Er habe wenig recherchiert (eine Aussage eines Historikers, die man wahrscheinlich relativieren muss). Aber er brauche einen festen Boden, auf dem er seine inneren Bilder wachsen lassen könne. Es sei auch ein Buch über sich selbst, über das Altern, das Wirken der Selbstreflexion, über das Wissen darum, dass Geist, Körper und Seele nur als Einheit verstanden werden können. Karl weiss, dass er in einem Zwischenreich existiert, nicht mehr der Herrscher, aber auch noch nicht gestorben, einem Fegefeuer mit der Hoffnung auf Läuterung und Erlösung.

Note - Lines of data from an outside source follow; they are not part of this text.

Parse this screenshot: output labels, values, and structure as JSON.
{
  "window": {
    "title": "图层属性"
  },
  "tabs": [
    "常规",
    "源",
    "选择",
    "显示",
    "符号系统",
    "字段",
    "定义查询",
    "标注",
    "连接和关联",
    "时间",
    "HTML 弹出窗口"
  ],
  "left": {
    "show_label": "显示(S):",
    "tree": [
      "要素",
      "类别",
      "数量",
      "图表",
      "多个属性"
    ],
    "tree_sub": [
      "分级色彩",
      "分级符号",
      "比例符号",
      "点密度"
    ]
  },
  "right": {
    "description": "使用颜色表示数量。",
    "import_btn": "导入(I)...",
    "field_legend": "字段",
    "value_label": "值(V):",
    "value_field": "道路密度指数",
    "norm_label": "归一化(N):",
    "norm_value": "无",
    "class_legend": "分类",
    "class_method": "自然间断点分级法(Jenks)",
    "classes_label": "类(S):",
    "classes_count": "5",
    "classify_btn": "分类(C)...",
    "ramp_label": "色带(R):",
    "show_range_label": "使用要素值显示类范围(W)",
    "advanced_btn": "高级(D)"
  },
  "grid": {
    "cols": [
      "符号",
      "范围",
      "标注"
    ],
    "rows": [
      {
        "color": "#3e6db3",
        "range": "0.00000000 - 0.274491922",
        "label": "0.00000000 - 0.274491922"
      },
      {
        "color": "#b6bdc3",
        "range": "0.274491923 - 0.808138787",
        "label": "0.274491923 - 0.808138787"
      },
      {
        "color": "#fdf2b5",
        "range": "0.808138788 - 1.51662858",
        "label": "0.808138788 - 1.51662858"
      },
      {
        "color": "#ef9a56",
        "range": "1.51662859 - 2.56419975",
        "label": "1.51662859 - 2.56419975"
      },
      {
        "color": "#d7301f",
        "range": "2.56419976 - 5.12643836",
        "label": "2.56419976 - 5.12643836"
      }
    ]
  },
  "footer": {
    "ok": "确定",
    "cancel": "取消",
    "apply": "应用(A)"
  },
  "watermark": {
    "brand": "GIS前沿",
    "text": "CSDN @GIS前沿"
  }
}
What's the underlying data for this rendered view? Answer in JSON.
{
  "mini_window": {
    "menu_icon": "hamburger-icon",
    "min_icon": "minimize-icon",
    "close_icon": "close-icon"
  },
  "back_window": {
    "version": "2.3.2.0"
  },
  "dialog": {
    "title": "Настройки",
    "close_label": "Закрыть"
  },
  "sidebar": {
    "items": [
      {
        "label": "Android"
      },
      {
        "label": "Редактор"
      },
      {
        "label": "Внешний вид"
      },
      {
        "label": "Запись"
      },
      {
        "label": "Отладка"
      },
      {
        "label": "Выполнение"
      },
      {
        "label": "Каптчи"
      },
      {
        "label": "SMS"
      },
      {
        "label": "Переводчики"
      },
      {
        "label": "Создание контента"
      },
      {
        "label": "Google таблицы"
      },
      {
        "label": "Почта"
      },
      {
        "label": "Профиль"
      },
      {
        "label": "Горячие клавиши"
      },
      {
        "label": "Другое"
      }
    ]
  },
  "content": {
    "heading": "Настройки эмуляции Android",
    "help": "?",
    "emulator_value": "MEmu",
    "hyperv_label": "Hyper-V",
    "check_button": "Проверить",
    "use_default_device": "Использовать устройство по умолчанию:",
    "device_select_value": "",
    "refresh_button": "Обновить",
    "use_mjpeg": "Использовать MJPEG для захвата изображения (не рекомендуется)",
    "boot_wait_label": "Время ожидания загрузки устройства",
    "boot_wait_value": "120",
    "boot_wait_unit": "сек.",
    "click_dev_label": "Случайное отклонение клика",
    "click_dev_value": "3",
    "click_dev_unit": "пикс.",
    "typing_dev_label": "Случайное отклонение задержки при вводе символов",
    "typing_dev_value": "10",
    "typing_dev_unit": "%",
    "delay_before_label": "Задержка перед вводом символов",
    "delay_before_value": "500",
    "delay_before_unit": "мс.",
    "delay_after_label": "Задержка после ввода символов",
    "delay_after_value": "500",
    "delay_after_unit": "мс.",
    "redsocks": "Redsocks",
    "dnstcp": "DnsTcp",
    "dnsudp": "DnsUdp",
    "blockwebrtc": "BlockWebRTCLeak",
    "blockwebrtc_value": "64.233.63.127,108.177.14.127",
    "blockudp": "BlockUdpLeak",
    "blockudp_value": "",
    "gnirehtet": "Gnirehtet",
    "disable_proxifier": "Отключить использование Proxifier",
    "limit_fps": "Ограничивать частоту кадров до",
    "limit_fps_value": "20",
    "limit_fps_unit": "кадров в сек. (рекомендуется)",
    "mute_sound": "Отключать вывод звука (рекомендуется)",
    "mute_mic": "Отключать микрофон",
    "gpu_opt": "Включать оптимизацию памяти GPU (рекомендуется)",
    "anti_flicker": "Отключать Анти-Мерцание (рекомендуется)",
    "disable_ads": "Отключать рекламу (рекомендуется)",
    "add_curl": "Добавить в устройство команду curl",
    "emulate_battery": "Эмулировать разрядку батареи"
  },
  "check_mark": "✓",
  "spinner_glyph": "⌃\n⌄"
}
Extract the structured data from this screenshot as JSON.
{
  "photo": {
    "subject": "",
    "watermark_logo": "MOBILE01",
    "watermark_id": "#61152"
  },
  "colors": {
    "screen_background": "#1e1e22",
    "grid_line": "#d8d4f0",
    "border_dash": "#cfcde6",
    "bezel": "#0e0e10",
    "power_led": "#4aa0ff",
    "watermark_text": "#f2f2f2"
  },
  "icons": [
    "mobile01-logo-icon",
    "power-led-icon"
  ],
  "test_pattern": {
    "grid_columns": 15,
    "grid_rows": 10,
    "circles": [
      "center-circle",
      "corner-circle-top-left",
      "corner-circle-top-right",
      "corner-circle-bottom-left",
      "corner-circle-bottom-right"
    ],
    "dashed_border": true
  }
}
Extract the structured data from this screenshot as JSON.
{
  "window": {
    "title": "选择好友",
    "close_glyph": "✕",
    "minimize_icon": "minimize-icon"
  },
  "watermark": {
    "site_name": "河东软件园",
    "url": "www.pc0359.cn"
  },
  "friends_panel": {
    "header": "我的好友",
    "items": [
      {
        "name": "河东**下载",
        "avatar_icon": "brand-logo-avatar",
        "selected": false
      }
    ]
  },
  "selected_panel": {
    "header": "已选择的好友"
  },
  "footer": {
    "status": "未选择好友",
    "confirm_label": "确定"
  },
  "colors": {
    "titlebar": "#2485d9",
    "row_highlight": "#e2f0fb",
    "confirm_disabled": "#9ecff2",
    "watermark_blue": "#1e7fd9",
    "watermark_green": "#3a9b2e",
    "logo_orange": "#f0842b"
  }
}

Wer den Zenit seines Lebens erreicht hat, weiss, dass es vieles gibt, was nicht mehr zu korrigieren ist. Wer mit Krankheit und langsamem Sterben zu kämpfen hat, hofft unweigerlich auf eine Form der Erlösung. Schon deshalb ein wichtiges und zur Selbstreflexion animierendes Buch. Unbedingt lesenswert.

Liebe Grüsse

Gallus

Arno Geiger, 1968 in Bregenz geboren, studierte Literaturwissenschaft und lebt in Wolfurt und Wien. Er ist Schriftsteller und Videotechniker bei den Sommerfestspielen Bregenz. 1997 erschien sein Debütroman «Kleine Schule des Karussellfahrens». 1998 wurde ihm der New Yorker Abraham Woursell Award verliehen. Für seinen Roman «Es geht uns gut» erhielt er 2005 den Deutschen Buchpreis.